The findings were immediately challenged by both the D.C. police and the National Rifle Association, the national gun lobby.
The NRA repeated its long-held contention that gun control laws are systematically ignored or circumvented by society's criminal element.Police officials said that any reduction in gun-related crimes cannot clearly be attributed to gun registration but may have other causes including new law enforcement tactics and programs and long-term cyclical reductions in overall crime.
During the period studied, for example, the U.S. Attorney's office here began a program aimed at thwarting repeat offenders and D.C. police launched high visibility, concentrated crime-fighting operations in high crime areas. D.C. Assistant Police Chief Maurice Turner said these factors could have been just as responsible for any reduction in gun-related crimes.

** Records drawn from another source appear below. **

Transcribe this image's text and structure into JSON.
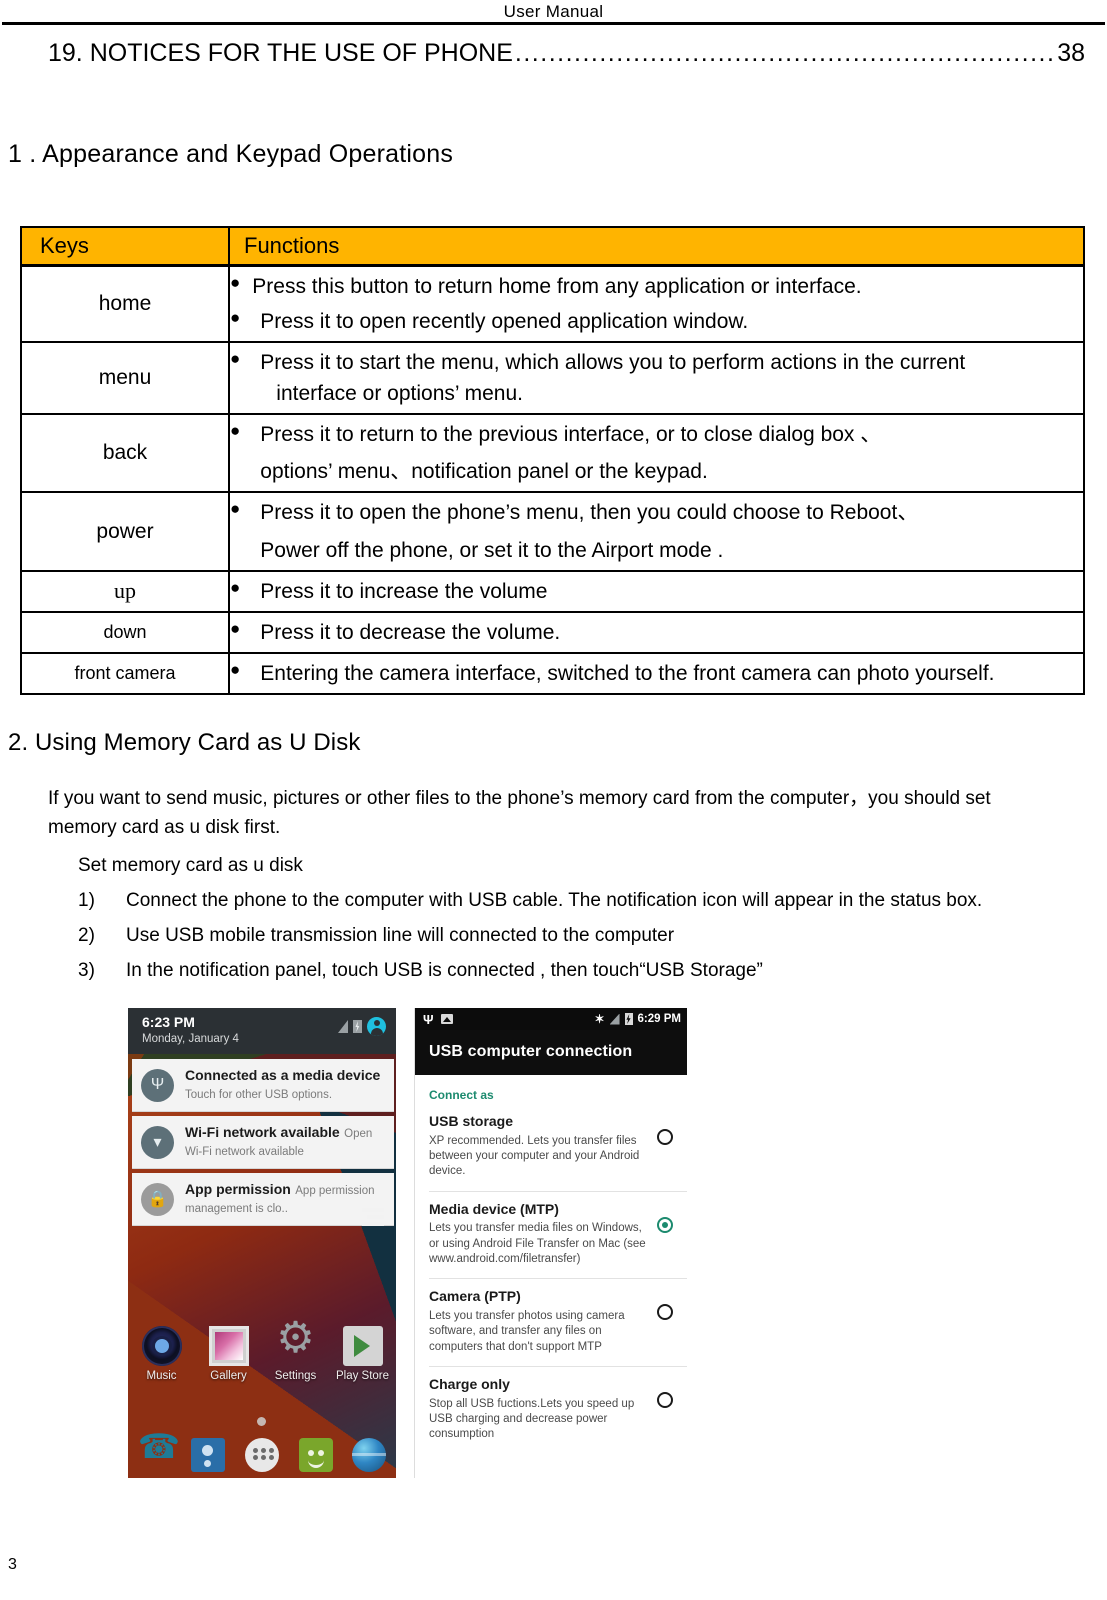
{
  "header": {
    "running_title": "User   Manual"
  },
  "toc": {
    "entry_label": "19. NOTICES FOR THE USE OF PHONE",
    "leader": "..........................................................................",
    "page": "38"
  },
  "sections": {
    "section1_title": "1 . Appearance and Keypad Operations",
    "section2_title": "2. Using Memory Card as U Disk"
  },
  "keys_table": {
    "headers": {
      "keys": "Keys",
      "functions": "Functions"
    },
    "rows": [
      {
        "key": "home",
        "items": [
          {
            "line1": "Press this button to return home from any application or interface.",
            "line2": ""
          },
          {
            "line1": "Press it to open recently opened application window.",
            "line2": ""
          }
        ]
      },
      {
        "key": "menu",
        "items": [
          {
            "line1": "Press it to start the menu, which allows you to perform actions in the current",
            "line2": "interface or options’ menu."
          }
        ]
      },
      {
        "key": "back",
        "items": [
          {
            "line1": "Press it to return to the previous interface, or to close dialog box 、",
            "line2": "options’ menu、notification panel or the keypad."
          }
        ]
      },
      {
        "key": "power",
        "items": [
          {
            "line1": "Press it to open the phone’s menu, then you could choose to Reboot、",
            "line2": "Power off the phone, or set it to the Airport mode ."
          }
        ]
      },
      {
        "key": "up",
        "items": [
          {
            "line1": "Press it to increase the volume",
            "line2": ""
          }
        ]
      },
      {
        "key": "down",
        "items": [
          {
            "line1": "Press it to decrease the volume.",
            "line2": ""
          }
        ]
      },
      {
        "key": "front camera",
        "items": [
          {
            "line1": "Entering the camera interface, switched to the front camera can photo yourself.",
            "line2": ""
          }
        ]
      }
    ]
  },
  "udisk": {
    "intro": "If you want to send music, pictures or other files to the phone’s memory card from the computer，you should set memory card as u disk first.",
    "subheading": "Set memory card as u disk",
    "steps": [
      {
        "index": "1)",
        "text": "Connect the phone to the computer with USB cable. The notification icon will appear in the status box."
      },
      {
        "index": "2)",
        "text": "Use USB mobile transmission line will connected to the computer"
      },
      {
        "index": "3)",
        "text": "In the notification panel, touch USB is connected , then touch“USB Storage”"
      }
    ]
  },
  "screenshot_left": {
    "status": {
      "time": "6:23 PM",
      "date": "Monday, January 4"
    },
    "notifications": [
      {
        "title": "Connected as a media device",
        "subtitle": "Touch for other USB options.",
        "icon": "usb-icon"
      },
      {
        "title": "Wi-Fi network available",
        "subtitle": "Open Wi-Fi network available",
        "icon": "wifi-icon"
      },
      {
        "title": "App permission",
        "subtitle": "App permission management is clo..",
        "icon": "lock-icon"
      }
    ],
    "apps": [
      {
        "label": "Music",
        "icon": "music-icon"
      },
      {
        "label": "Gallery",
        "icon": "gallery-icon"
      },
      {
        "label": "Settings",
        "icon": "gear-icon"
      },
      {
        "label": "Play Store",
        "icon": "play-store-icon"
      }
    ],
    "dock": [
      {
        "icon": "phone-icon"
      },
      {
        "icon": "contacts-icon"
      },
      {
        "icon": "app-drawer-icon"
      },
      {
        "icon": "messaging-icon"
      },
      {
        "icon": "browser-icon"
      }
    ]
  },
  "screenshot_right": {
    "status": {
      "time": "6:29 PM"
    },
    "title": "USB computer connection",
    "group_label": "Connect as",
    "options": [
      {
        "title": "USB storage",
        "desc": "XP recommended. Lets you transfer files between your computer and your Android device.",
        "selected": false
      },
      {
        "title": "Media device (MTP)",
        "desc": "Lets you transfer media files on Windows, or using Android File Transfer on Mac (see www.android.com/filetransfer)",
        "selected": true
      },
      {
        "title": "Camera (PTP)",
        "desc": "Lets you transfer photos using camera software, and transfer any files on computers that don't support MTP",
        "selected": false
      },
      {
        "title": "Charge only",
        "desc": "Stop all USB fuctions.Lets you speed up USB charging and decrease power consumption",
        "selected": false
      }
    ]
  },
  "footer": {
    "page_number": "3"
  },
  "colors": {
    "table_header": "#FFB400",
    "accent_green": "#1c8a6e",
    "avatar_cyan": "#1fc0df"
  }
}
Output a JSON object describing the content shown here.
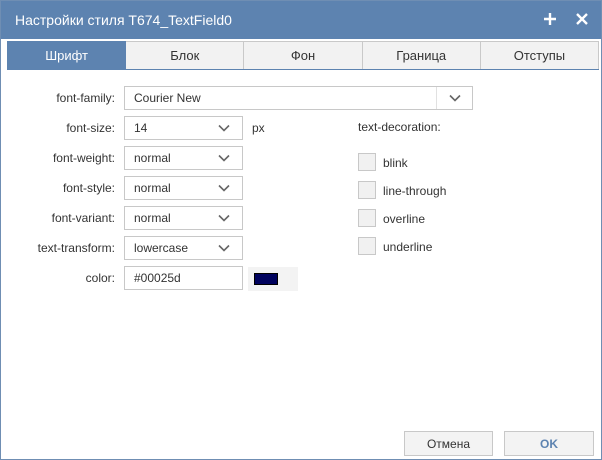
{
  "window": {
    "title": "Настройки стиля T674_TextField0",
    "icons": {
      "add": "plus-icon",
      "close": "close-icon"
    }
  },
  "tabs": [
    {
      "label": "Шрифт",
      "active": true
    },
    {
      "label": "Блок",
      "active": false
    },
    {
      "label": "Фон",
      "active": false
    },
    {
      "label": "Граница",
      "active": false
    },
    {
      "label": "Отступы",
      "active": false
    }
  ],
  "font": {
    "family": {
      "label": "font-family:",
      "value": "Courier New"
    },
    "size": {
      "label": "font-size:",
      "value": "14",
      "unit": "px"
    },
    "weight": {
      "label": "font-weight:",
      "value": "normal"
    },
    "style": {
      "label": "font-style:",
      "value": "normal"
    },
    "variant": {
      "label": "font-variant:",
      "value": "normal"
    },
    "transform": {
      "label": "text-transform:",
      "value": "lowercase"
    },
    "color": {
      "label": "color:",
      "value": "#00025d",
      "swatch": "#00025d"
    }
  },
  "decoration": {
    "title": "text-decoration:",
    "options": [
      {
        "label": "blink",
        "checked": false
      },
      {
        "label": "line-through",
        "checked": false
      },
      {
        "label": "overline",
        "checked": false
      },
      {
        "label": "underline",
        "checked": false
      }
    ]
  },
  "buttons": {
    "cancel": "Отмена",
    "ok": "OK"
  },
  "colors": {
    "accent": "#5d83b0",
    "border": "#c8c8c8"
  }
}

The 33-page Conference of Mayors study of District crime statistics shows there was a 22.5 percent reduction in reported handgun robberies during the three-year period since gun registration compared to the three-year period prior to registration.

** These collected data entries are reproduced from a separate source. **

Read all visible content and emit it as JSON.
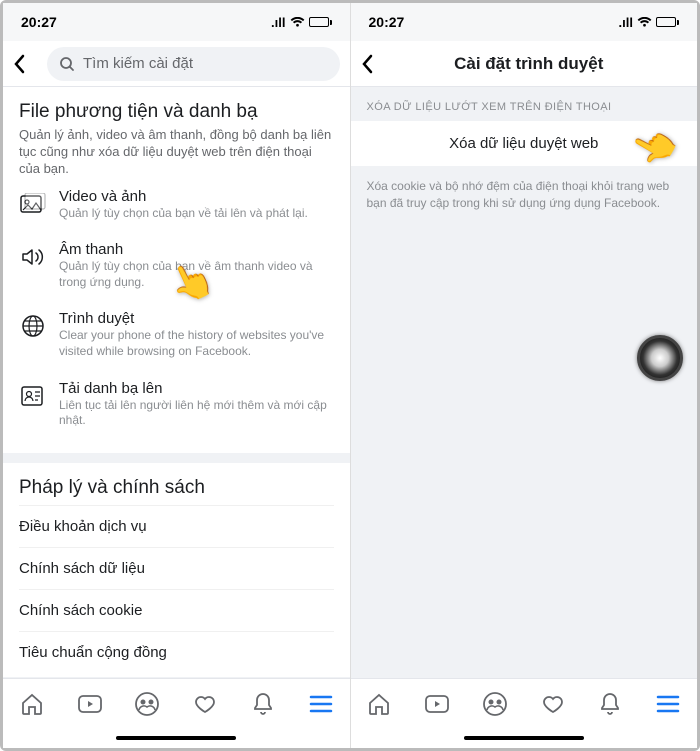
{
  "status_time": "20:27",
  "left": {
    "search_placeholder": "Tìm kiếm cài đặt",
    "section_title": "File phương tiện và danh bạ",
    "section_desc": "Quản lý ảnh, video và âm thanh, đồng bộ danh bạ liên tục cũng như xóa dữ liệu duyệt web trên điện thoại của bạn.",
    "items": [
      {
        "title": "Video và ảnh",
        "desc": "Quản lý tùy chọn của bạn về tải lên và phát lại."
      },
      {
        "title": "Âm thanh",
        "desc": "Quản lý tùy chọn của bạn về âm thanh video và trong ứng dụng."
      },
      {
        "title": "Trình duyệt",
        "desc": "Clear your phone of the history of websites you've visited while browsing on Facebook."
      },
      {
        "title": "Tải danh bạ lên",
        "desc": "Liên tục tải lên người liên hệ mới thêm và mới cập nhật."
      }
    ],
    "legal_title": "Pháp lý và chính sách",
    "legal_items": [
      "Điều khoản dịch vụ",
      "Chính sách dữ liệu",
      "Chính sách cookie",
      "Tiêu chuẩn cộng đồng"
    ]
  },
  "right": {
    "header_title": "Cài đặt trình duyệt",
    "section_label": "XÓA DỮ LIỆU LƯỚT XEM TRÊN ĐIỆN THOẠI",
    "action_label": "Xóa dữ liệu duyệt web",
    "info_text": "Xóa cookie và bộ nhớ đệm của điện thoại khỏi trang web bạn đã truy cập trong khi sử dụng ứng dụng Facebook."
  }
}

Similarly, it showed a 26.2 percent reduction in homicides by handgun and a 10.5 percent drop in assaults-by-handgun.
"This statistical analysis of firearm rates clearly shows that the Washington, D.C. gun registration law has had a significant impact on reducing handgun crime and should serve as a model for governmental jurisdictions throughout the country," said John Gunther, executive director of the mayors conference, in a statement released with the study.
The city implemented the strict and controversial law, which theoretically froze the number of handguns in the city, in February 1977. It required registration of all currently owned handguns, rifles and shotguns and banning the sale or possession in the future of any additional handguns by private citizens in the District.

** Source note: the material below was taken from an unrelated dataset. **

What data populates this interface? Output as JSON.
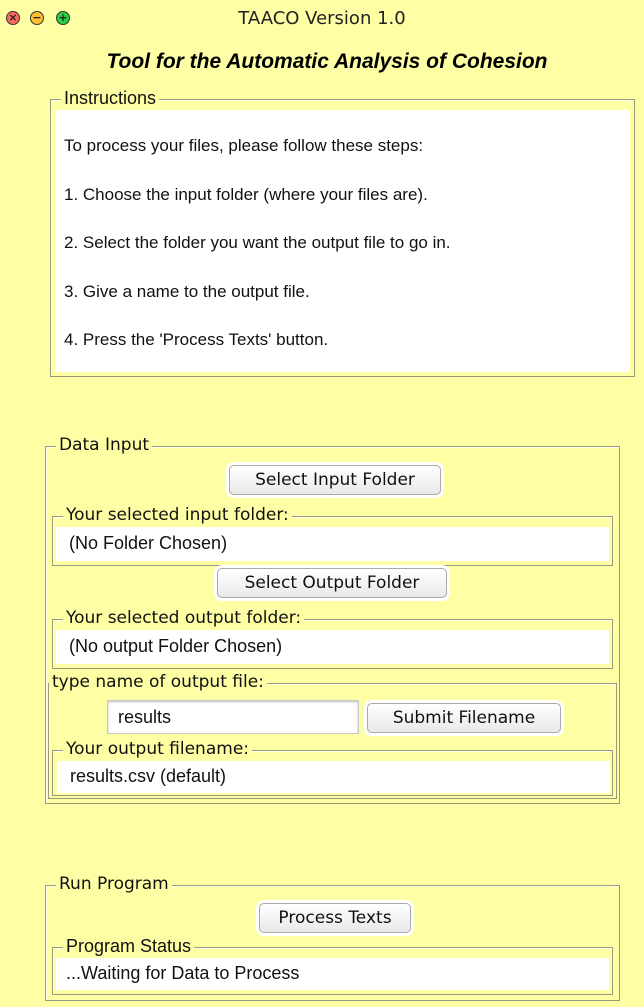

While the Conference of Mayors study shows a general reduction in gun-related crimes in the three-year period since registration, critics note that the deadline actually started before registration was implemented and that all crime -- both gun-related crime and crime in general -- started to increase again in 1979, and is continuing upward today.
Armed robberies have increased 19 percent so far this year over the same period last year and more than doubled in the month of June, police reported recently. Police attribute the upswing to the warmer weather, idle youths out of school and the general downturn of the area's economy.
The Conference of Mayors study acknowledges the downward trend in gun-related crimes started more than a year before gun registration but contends the decline intensified after implementation of the law. The study also acknowledges crime, especially handgun robberies, began increasing again in 1979, but said this reflects, "a national trend" unassociated with gun registration.
The incidence of robbery -- the offense most often feared by citizens and the one viewed by police as the weathervane of general criminal activity in the city -- decreased from 1,141 per 100,000 city residents in 1974 to 940 in 1978, according to the study. In 1979, the rate rose to 1,043.
Within this general pattern, the subcategory of robberies with handguns for the same period shows a general decline from 508 in 1974 to 356 in 1978, before going up to 372 in 1979.
These figures show, the conference study says, that handgun robberies decreased after gun registration in early 1977 much more steeply than robberies as a whole and increased in 1979 more slowly than robberies as a whole -- all suggesting that gun registration is responsible.
Asked how he concluded there is a cause-and-effect relationship between the crime rates and gun registration, Robert Nicholson, a coauthor of the conference study, said, "with a leap of hope or faith."
With the close coincidence of gun registration and a decline in gun-related crimes, he said, "One just has to sort of assume the law had a positive impact."
He said other possible influences on the crime rate, such as unemployment, reduced per capita income and other socioeconomic pressures, are difficult to quantify and "factor in" to such a study.
"We just had to assume that economic factors did not have an impact," he said.
National Rifle Association spokesman John Adkins said the conference study "appears to be . . . a lot of rhetoric and manipulation of statistics."
There have been declines and increases in handgun-related offenses both before and after gun registration, he said, making it impossible to conclude anything about the law's effectiveness.
Besides, Adkins said, the habitual criminal "is not going to bother complying" with gun registration. "If he wants to commit a robbery or a rape or a homicide and he thinks he needs a gun, he'll get a gun."
Assistant police chief Turner, head of the department's field operations, noted that persons can still easily obtain handguns in the neighboring Maryland and Virginia suburbs.
He said less than 1 percent of all firearms confiscated each year by police are registered here or elsewhere, "so somehow or other, the illegal guns are still getting in here."
Police department figures show the number of confiscated firearms (mostly handguns) has dropped from more than 3,000 a year in the period before gun registration to about 2,600 a year since registration.
Turner said, however, that that appears to go "hand-in-hand with the general reduction in crime since 1976" and cannot be related to city gun registration.